Ahi seared tuna over soba noodles. Teriyaki chicken skewers. Oriental chicken dumplings. Items like these aren’t found at the typical Mexican restaurant, but they fit right in at Agave’s Tequila Bar & Lounge, where a quick glance at the appetizers makes the eatery’s culinary twist clear: Mexican food, with an Asian influence. There’s no shortage of traditional south-of-the-border favorites, but on the whole, Agave’s chefs turn things up a bit when it comes to their tacos, burritos, and quesadillas, offering customers fillings beyond the usual ground beef and grilled piñatas—for example, fried Montauk flounder, sautéed tiger shrimp, and grilled sesame tuna. The house specialties deliver as well, with everything from traditional seafood paella to tuna bronseado splayed across rice beneath a crown of Asian slaw.

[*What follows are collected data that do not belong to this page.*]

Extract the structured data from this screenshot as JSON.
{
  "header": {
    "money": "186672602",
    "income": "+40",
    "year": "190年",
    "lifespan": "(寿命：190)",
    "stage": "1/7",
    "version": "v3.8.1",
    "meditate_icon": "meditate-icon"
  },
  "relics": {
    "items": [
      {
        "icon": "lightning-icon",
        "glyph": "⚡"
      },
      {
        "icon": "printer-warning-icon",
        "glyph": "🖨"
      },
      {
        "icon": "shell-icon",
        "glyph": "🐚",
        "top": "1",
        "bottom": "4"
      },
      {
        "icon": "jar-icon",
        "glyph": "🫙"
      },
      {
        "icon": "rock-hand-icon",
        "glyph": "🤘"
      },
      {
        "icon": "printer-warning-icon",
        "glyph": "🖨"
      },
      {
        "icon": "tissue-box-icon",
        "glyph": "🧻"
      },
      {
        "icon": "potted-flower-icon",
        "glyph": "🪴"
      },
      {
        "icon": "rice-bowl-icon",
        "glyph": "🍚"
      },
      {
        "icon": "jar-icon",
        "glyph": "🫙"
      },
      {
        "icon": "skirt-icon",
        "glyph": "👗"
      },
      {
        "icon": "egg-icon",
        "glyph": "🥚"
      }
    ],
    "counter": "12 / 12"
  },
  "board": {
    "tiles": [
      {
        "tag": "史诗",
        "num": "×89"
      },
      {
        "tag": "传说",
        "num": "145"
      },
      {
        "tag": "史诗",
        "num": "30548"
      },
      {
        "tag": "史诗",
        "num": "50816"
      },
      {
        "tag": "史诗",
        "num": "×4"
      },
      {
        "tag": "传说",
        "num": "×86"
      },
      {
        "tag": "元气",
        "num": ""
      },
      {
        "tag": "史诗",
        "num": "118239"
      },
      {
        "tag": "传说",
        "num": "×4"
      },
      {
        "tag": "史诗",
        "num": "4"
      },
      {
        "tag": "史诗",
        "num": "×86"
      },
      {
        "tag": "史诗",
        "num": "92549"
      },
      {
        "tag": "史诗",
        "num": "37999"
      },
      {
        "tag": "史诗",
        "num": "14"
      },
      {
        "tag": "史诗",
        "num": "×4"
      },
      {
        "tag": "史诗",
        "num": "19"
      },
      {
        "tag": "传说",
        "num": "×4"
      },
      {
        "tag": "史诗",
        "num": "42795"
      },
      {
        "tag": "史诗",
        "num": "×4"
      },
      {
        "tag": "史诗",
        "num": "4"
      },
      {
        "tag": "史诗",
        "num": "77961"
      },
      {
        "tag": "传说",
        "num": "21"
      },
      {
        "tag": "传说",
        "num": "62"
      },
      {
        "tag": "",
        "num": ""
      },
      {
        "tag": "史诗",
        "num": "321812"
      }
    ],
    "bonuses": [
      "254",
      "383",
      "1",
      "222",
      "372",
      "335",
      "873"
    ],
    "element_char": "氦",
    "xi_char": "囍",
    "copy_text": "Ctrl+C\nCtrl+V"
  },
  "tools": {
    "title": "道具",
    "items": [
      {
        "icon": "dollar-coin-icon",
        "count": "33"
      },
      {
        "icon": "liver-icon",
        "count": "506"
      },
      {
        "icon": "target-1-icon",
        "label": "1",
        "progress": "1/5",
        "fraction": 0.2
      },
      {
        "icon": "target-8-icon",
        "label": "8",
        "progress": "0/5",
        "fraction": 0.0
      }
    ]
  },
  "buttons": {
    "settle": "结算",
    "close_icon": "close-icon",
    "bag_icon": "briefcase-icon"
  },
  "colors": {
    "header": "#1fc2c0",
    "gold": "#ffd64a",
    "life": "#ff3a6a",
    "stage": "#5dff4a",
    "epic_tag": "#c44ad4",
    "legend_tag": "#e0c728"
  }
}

However, there's no mixing of cultures when it comes to Agave’s drinks. As a tequila bar, the eatery is, of course, known for flights of Don Julio, Partida, and Corzo, and bartenders also muddle fresh margaritas on the spot. Patrons can enjoy their sips amid the glow of NFL games every Sunday and Thursday, or head upstairs and dance to live salsa and reggae music.
A stone’s throw from the shore, Ortega’s Mexican Restaurant greets visitors with warm wood and terra-cotta tones throughout its interior. The kitchen churns out sizzling shrimp fajitas, taquitos, and chicken enchiladas topped with melted cheese, and the bar serves mojitos and margaritas in freshly grown cactus glasses.
Fresco's chefs strive to recreate the flavors of Mexico City using fresh ingredients. Diners can bite into fajitas, pork chops with an orange chili sauce, or opt for an entrée such as chicken marinated in coconut rum and baked inside a coconut shell. Rich, red mole sauce simmers with gulf shrimp, and roasted peppers and onions compliment chorizo sausage that's made on-site. House-made drinks made with fresh ingredients are poured at the bar, mixing margaritas from a tequila bar with over 50 different tequilas to choose from.
Salsa Salsa's cooks prepare sumptuous specialties such as BLT tacos, 3 way sizzling fajitas, and specialty quesadillas. Diners can also choose healthy options such as vegetarian eggplant chili or whole-wheat burritos filled with garlicky spinach. Over 60 types of tequila are offered as well as mixed margaritas and sangria muddled with premium spirits and fresh fruits.
Since 1974, Viva Zapata’s interior has cloaked diners in rustic comfort, complete with brick walls and wooden beams from a 200-year-old barn. A suit of armor stands guard at the eatery’s entrance, scaring away door-to-door jousters but allowing all others to enter the softly lit dining area bedecked with Mexican tapestries and antiques. Candlelight flickers across wooden tables that support homemade enchiladas, burritos, and marinated steak flanked by grilled peppers and onions. Baskets of complimentary peanuts beckon guests to throw spent shells on the ground as they did in the days before legumes grew naturally in prepackaged canisters, and barrel lamps at the bar illuminate a selection of domestic and imported beers and freshly concocted margaritas.
The cooks at Tio Rodrigo’s Mexican Grill melt, grill, and sauté selections from a menu of Mexican standards to order. Rice, pinto beans, corn, and meat or veggies overflow from mission-style rolled burritos ($8.95–$10.95), so named for early Spanish missionaries' habit of bundling guacamole inside their tunics for warmth in the New World. A trio of corn tortillas safeguards steak, chicken, or cheese in the enchiladas ($7.95–$11.95), and pintsize patrons can nibble less-spicy mini meals from the kids' menu, opting for a cheese quesadilla or grilled chicken with rice and beans ($4.95–$6.95 each). House-made red and white sangria, Mexican beers, and margaritas made with fresh fruit juice and a choice of more than three dozen tequilas ($8+) accompany meals taken before a game on one of the widescreen TVs or on the patio.